Sur la conversion pure, le one-page conserve un avantage réel. Chaque page supplémentaire est une occasion de perdre le visiteur : un clic de plus, un chargement de plus, une hésitation de plus. Sur un site à chemin unique, l'internaute qui défile est déjà engagé.

Encore faut-il que la page tienne debout. Un one-page qui ouvre sur un slogan flou, sans preuve ni tarif visible, convertit moins bien qu'un multi-pages ordinaire.

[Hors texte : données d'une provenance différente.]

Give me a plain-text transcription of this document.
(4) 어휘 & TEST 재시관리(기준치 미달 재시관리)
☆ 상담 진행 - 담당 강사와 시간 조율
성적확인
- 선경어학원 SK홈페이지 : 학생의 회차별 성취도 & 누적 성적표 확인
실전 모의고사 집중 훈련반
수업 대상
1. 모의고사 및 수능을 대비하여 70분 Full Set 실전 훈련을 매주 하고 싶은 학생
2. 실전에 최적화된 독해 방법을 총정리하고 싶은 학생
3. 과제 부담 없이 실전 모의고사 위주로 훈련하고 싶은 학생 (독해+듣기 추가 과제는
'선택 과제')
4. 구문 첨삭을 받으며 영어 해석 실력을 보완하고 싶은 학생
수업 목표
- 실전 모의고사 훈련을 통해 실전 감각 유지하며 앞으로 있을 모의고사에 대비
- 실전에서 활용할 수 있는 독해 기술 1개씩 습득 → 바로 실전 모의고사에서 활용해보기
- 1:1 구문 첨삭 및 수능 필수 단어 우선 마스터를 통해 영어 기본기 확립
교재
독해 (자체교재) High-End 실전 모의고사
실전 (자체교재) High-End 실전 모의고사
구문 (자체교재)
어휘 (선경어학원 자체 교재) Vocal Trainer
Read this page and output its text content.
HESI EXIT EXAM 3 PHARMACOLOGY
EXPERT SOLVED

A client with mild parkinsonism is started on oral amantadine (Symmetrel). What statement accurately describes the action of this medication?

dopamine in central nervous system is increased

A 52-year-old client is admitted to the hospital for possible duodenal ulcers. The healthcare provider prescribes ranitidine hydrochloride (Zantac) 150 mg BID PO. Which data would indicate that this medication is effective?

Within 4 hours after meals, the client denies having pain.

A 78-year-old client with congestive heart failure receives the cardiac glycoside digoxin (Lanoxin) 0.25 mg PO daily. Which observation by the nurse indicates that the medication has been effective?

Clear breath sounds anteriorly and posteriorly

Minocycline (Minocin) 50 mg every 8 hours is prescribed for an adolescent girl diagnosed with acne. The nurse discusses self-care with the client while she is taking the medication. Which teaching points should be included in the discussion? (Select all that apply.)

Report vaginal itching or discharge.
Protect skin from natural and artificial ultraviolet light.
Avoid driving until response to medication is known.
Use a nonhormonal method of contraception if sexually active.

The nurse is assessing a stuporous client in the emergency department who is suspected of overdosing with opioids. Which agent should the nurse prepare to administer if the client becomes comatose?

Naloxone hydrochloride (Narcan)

Les fautes les plus coûteuses sont recensées dans notre analyse des erreurs de page d'accueil : elles pèsent encore plus lourd quand vous n'avez qu'un seul écran pour convaincre.

La stratégie qui marche : commencer simple, étendre ensuite

Voici la position que nous défendons auprès de nos clients de Suisse romande : sortez d'abord un one-page excellent, puis ajoutez des pages quand le besoin est prouvé par les données, pas par l'intuition.

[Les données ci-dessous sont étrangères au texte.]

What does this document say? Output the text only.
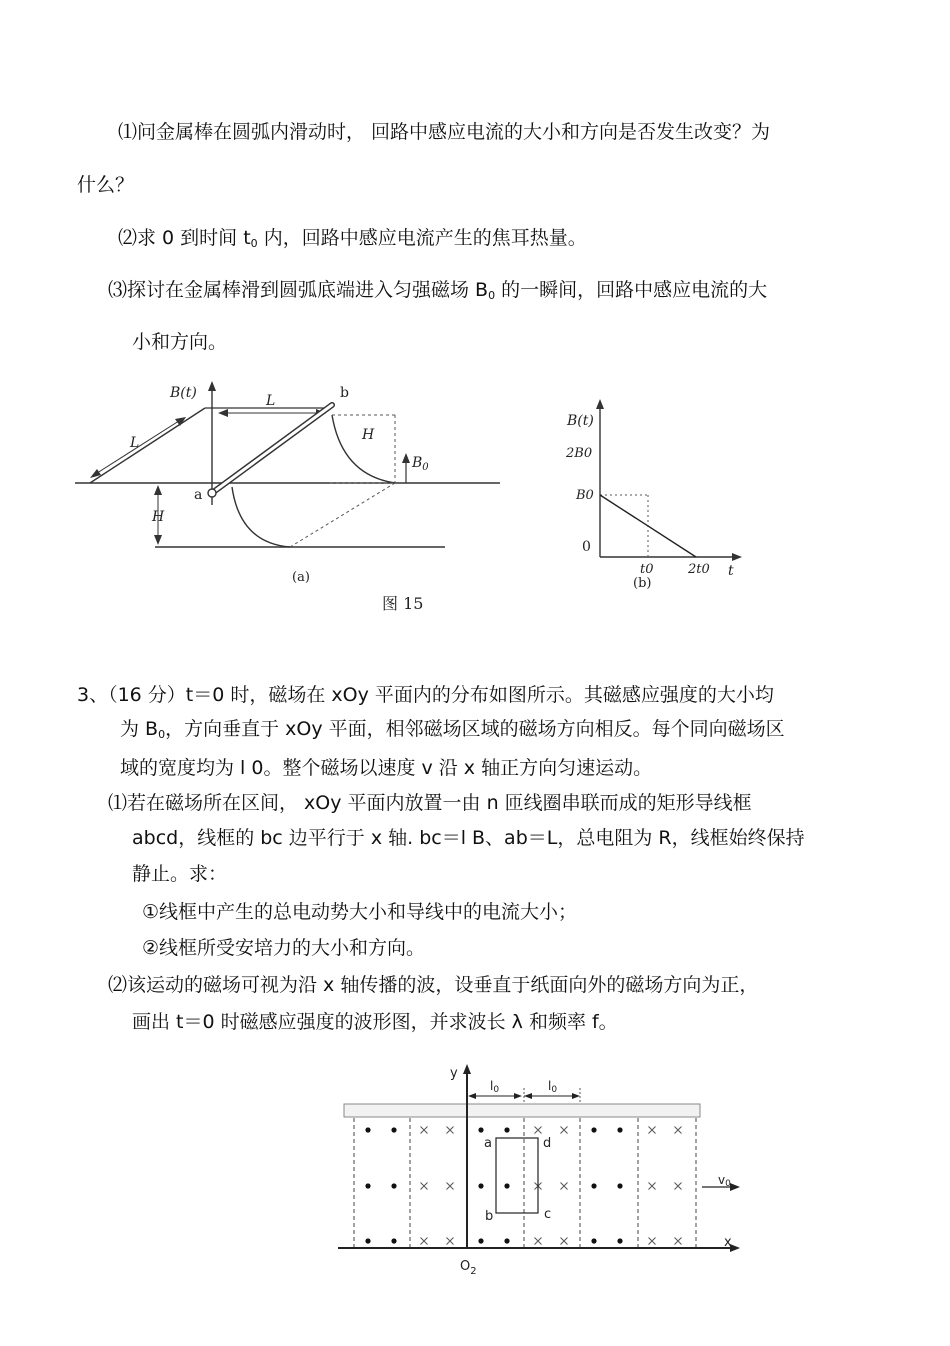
⑴问金属棒在圆弧内滑动时， 回路中感应电流的大小和方向是否发生改变？为
什么？
⑵求 0 到时间 t0 内，回路中感应电流产生的焦耳热量。
⑶探讨在金属棒滑到圆弧底端进入匀强磁场 B0 的一瞬间，回路中感应电流的大
小和方向。
B(t)	L
L
H
a
b
H
$B_0$
(a)
图 15
B(t)
t
0
2B0
B0
t0	2t0
(b)
3、（16 分）t＝0 时，磁场在 xOy 平面内的分布如图所示。其磁感应强度的大小均
为 B0，方向垂直于 xOy 平面，相邻磁场区域的磁场方向相反。每个同向磁场区
域的宽度均为 l 0。整个磁场以速度 v 沿 x 轴正方向匀速运动。
⑴若在磁场所在区间， xOy 平面内放置一由 n 匝线圈串联而成的矩形导线框
abcd，线框的 bc 边平行于 x 轴. bc＝l B、ab＝L，总电阻为 R，线框始终保持
静止。求：
①线框中产生的总电动势大小和导线中的电流大小；
②线框所受安培力的大小和方向。
⑵该运动的磁场可视为沿 x 轴传播的波，设垂直于纸面向外的磁场方向为正，
画出 t＝0 时磁感应强度的波形图，并求波长 λ 和频率 f。
y
x
$O_2$
l0	l0
a	d
b	c
v0
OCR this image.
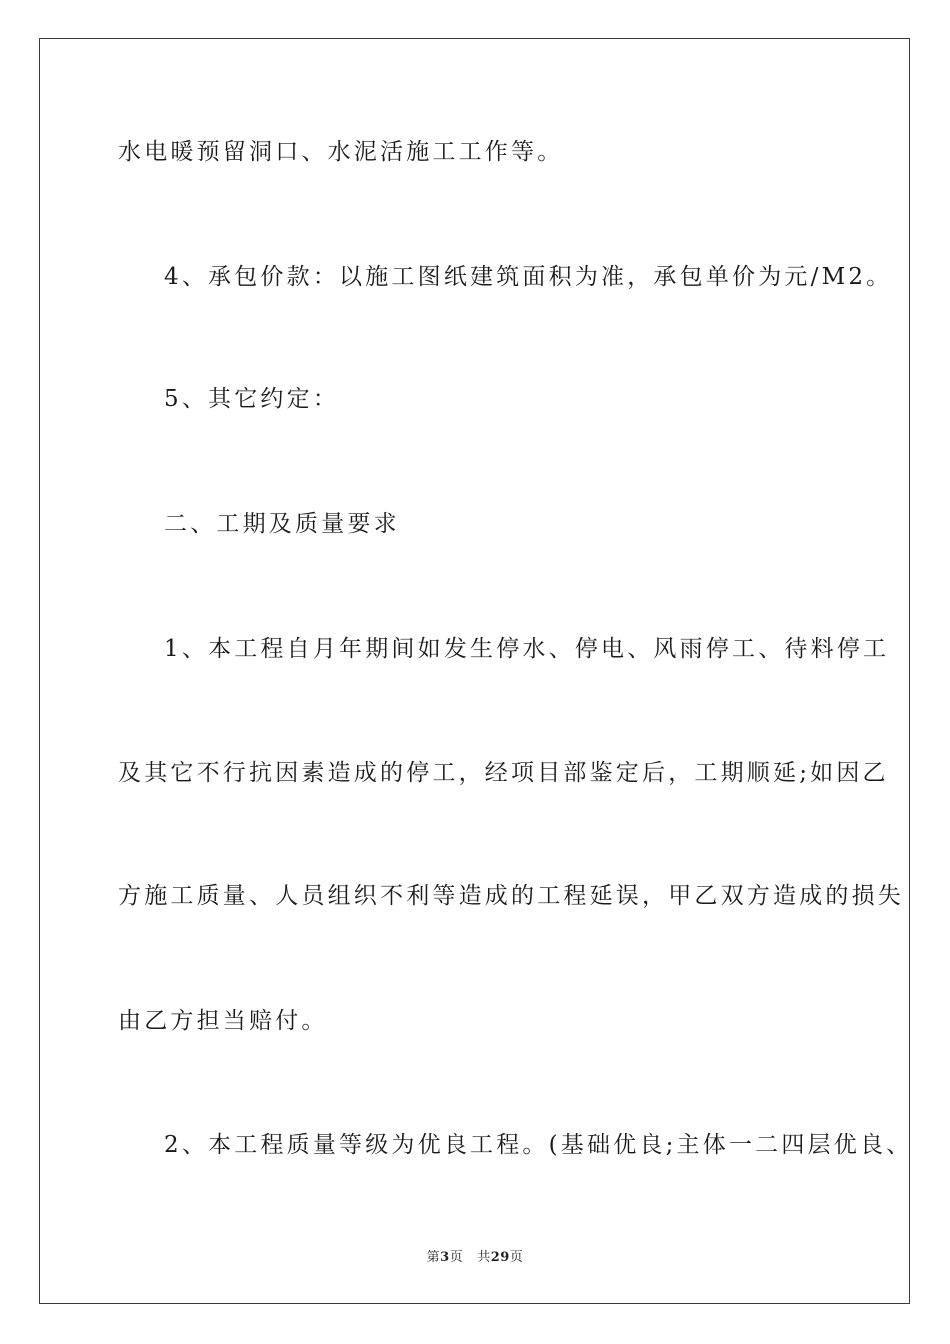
水电暖预留洞口、水泥活施工工作等。
4、承包价款：以施工图纸建筑面积为准，承包单价为元/M2。
5、其它约定：
二、工期及质量要求
1、本工程自月年期间如发生停水、停电、风雨停工、待料停工
及其它不行抗因素造成的停工，经项目部鉴定后，工期顺延;如因乙
方施工质量、人员组织不利等造成的工程延误，甲乙双方造成的损失
由乙方担当赔付。
2、本工程质量等级为优良工程。(基础优良;主体一二四层优良、
第3页 共29页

Pourquoi ? Parce qu'un site multi-pages conçu avant d'avoir compris son marché produit presque toujours des pages vides, jamais mises à jour, qui diluent le message. À l'inverse, un one-page en ligne pendant trois mois vous dit exactement ce que les visiteurs cherchent, sur quelles sections ils s'arrêtent et quelles prestations génèrent des demandes. Vous créez ensuite les pages qui le méritent, et seulement celles-là.

C'est la logique de notre offre SITE48 : un site professionnel one-page, livré en 48 heures, dès 499 CHF, avec la maquette offerte avant tout paiement. Vous voyez le rendu, vous décidez ensuite. Et si votre activité grandit, la structure évolue vers un multi-pages sans repartir de zéro. Pour situer les ordres de grandeur du marché romand, notre guide des prix d'un site web en Suisse détaille ce que recouvrent réellement les écarts entre 500 et 15 000 CHF.

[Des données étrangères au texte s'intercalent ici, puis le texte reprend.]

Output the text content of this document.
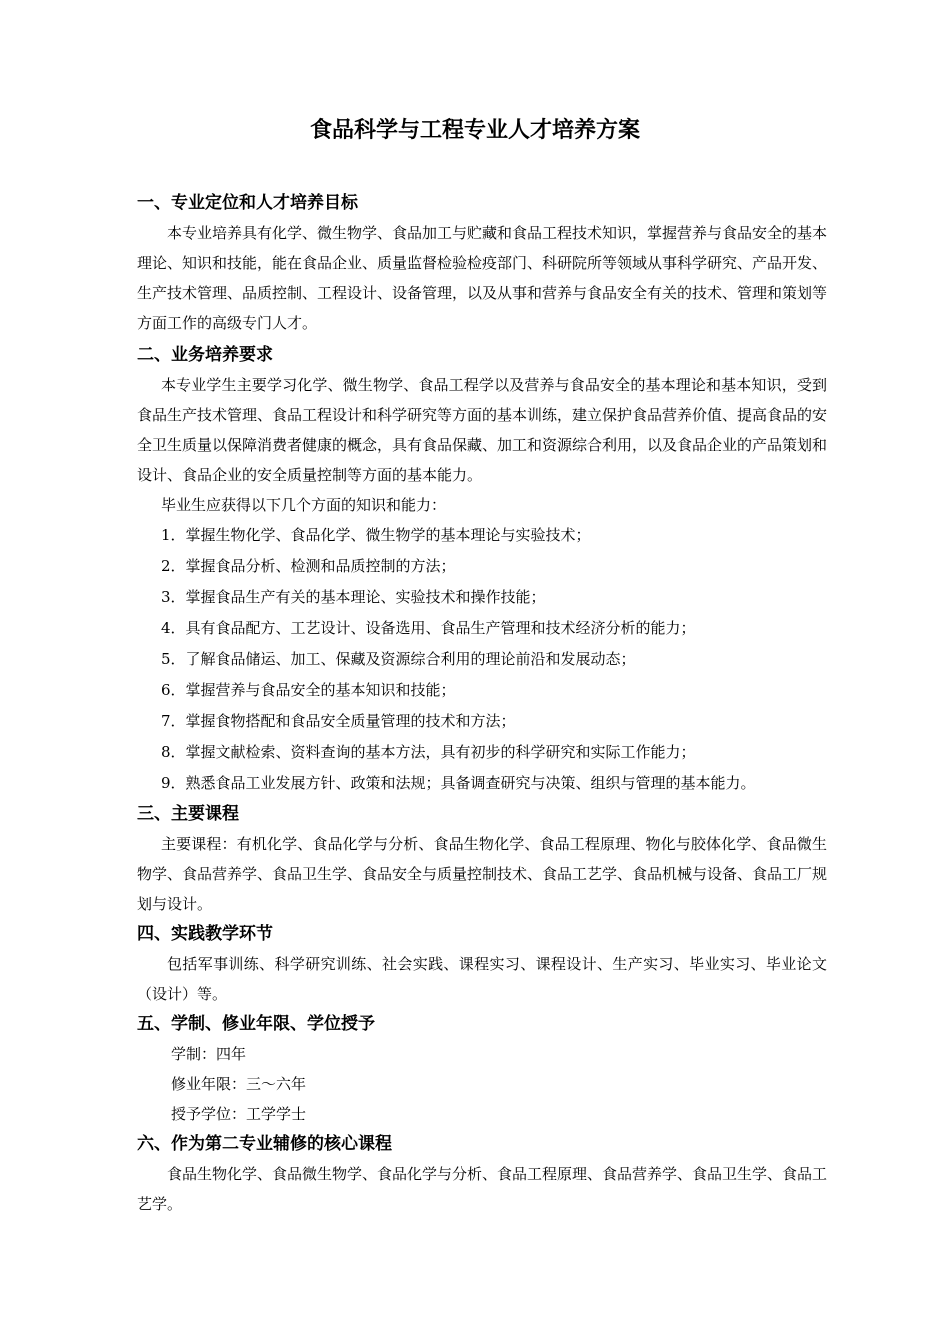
食品科学与工程专业人才培养方案
一、专业定位和人才培养目标
本专业培养具有化学、微生物学、食品加工与贮藏和食品工程技术知识，掌握营养与食品安全的基本理论、知识和技能，能在食品企业、质量监督检验检疫部门、科研院所等领域从事科学研究、产品开发、生产技术管理、品质控制、工程设计、设备管理，以及从事和营养与食品安全有关的技术、管理和策划等方面工作的高级专门人才。
二、业务培养要求
本专业学生主要学习化学、微生物学、食品工程学以及营养与食品安全的基本理论和基本知识，受到食品生产技术管理、食品工程设计和科学研究等方面的基本训练，建立保护食品营养价值、提高食品的安全卫生质量以保障消费者健康的概念，具有食品保藏、加工和资源综合利用，以及食品企业的产品策划和设计、食品企业的安全质量控制等方面的基本能力。
毕业生应获得以下几个方面的知识和能力：
1．掌握生物化学、食品化学、微生物学的基本理论与实验技术；
2．掌握食品分析、检测和品质控制的方法；
3．掌握食品生产有关的基本理论、实验技术和操作技能；
4．具有食品配方、工艺设计、设备选用、食品生产管理和技术经济分析的能力；
5．了解食品储运、加工、保藏及资源综合利用的理论前沿和发展动态；
6．掌握营养与食品安全的基本知识和技能；
7．掌握食物搭配和食品安全质量管理的技术和方法；
8．掌握文献检索、资料查询的基本方法，具有初步的科学研究和实际工作能力；
9．熟悉食品工业发展方针、政策和法规；具备调查研究与决策、组织与管理的基本能力。
三、主要课程
主要课程：有机化学、食品化学与分析、食品生物化学、食品工程原理、物化与胶体化学、食品微生物学、食品营养学、食品卫生学、食品安全与质量控制技术、食品工艺学、食品机械与设备、食品工厂规划与设计。
四、实践教学环节
包括军事训练、科学研究训练、社会实践、课程实习、课程设计、生产实习、毕业实习、毕业论文（设计）等。
五、学制、修业年限、学位授予
学制：四年
修业年限：三～六年
授予学位：工学学士
六、作为第二专业辅修的核心课程
食品生物化学、食品微生物学、食品化学与分析、食品工程原理、食品营养学、食品卫生学、食品工艺学。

Cinq questions pour trancher en dix minutes

  • Combien de prestations distinctes vendez-vous ? Une à trois : one-page. Quatre et plus : multi-pages.
  • Un visiteur peut-il comprendre votre offre en un seul défilement ? Si oui, ne compliquez rien.
  • Combien de requêtes différentes voulez-vous viser ? Comptez une page par intention sérieuse.
  • Publierez-vous du contenu chaque mois ? Si oui, prévoyez d'emblée une structure extensible.
  • Quel est votre budget réel sur douze mois ? Un one-page abouti vaudra toujours mieux qu'un multi-pages inachevé.

Deux réponses qui penchent vers le multi-pages ne suffisent pas : c'est la combinaison « plusieurs offres, plusieurs cibles, plusieurs zones » qui justifie l'investissement supplémentaire. Dans tous les autres cas, la simplicité gagne.

Conclusion

Le one-page n'est ni un site au rabais ni une mode : c'est un format redoutablement efficace pour les activités à message unique, majoritaires chez les indépendants et les commerçants de Suisse romande. Le multi-pages n'est pas un luxe pour autant : il devient une nécessité dès que vous vendez plusieurs choses à plusieurs publics, ou que vous jouez la bataille du référencement local sur plusieurs fronts.

La vraie erreur n'est pas de choisir le mauvais format, c'est de choisir avant d'avoir clarifié votre offre. Posez d'abord vos prestations, vos cibles et vos zones sur une feuille : le format s'imposera de lui-même, et vous éviterez de payer deux fois pour le même site.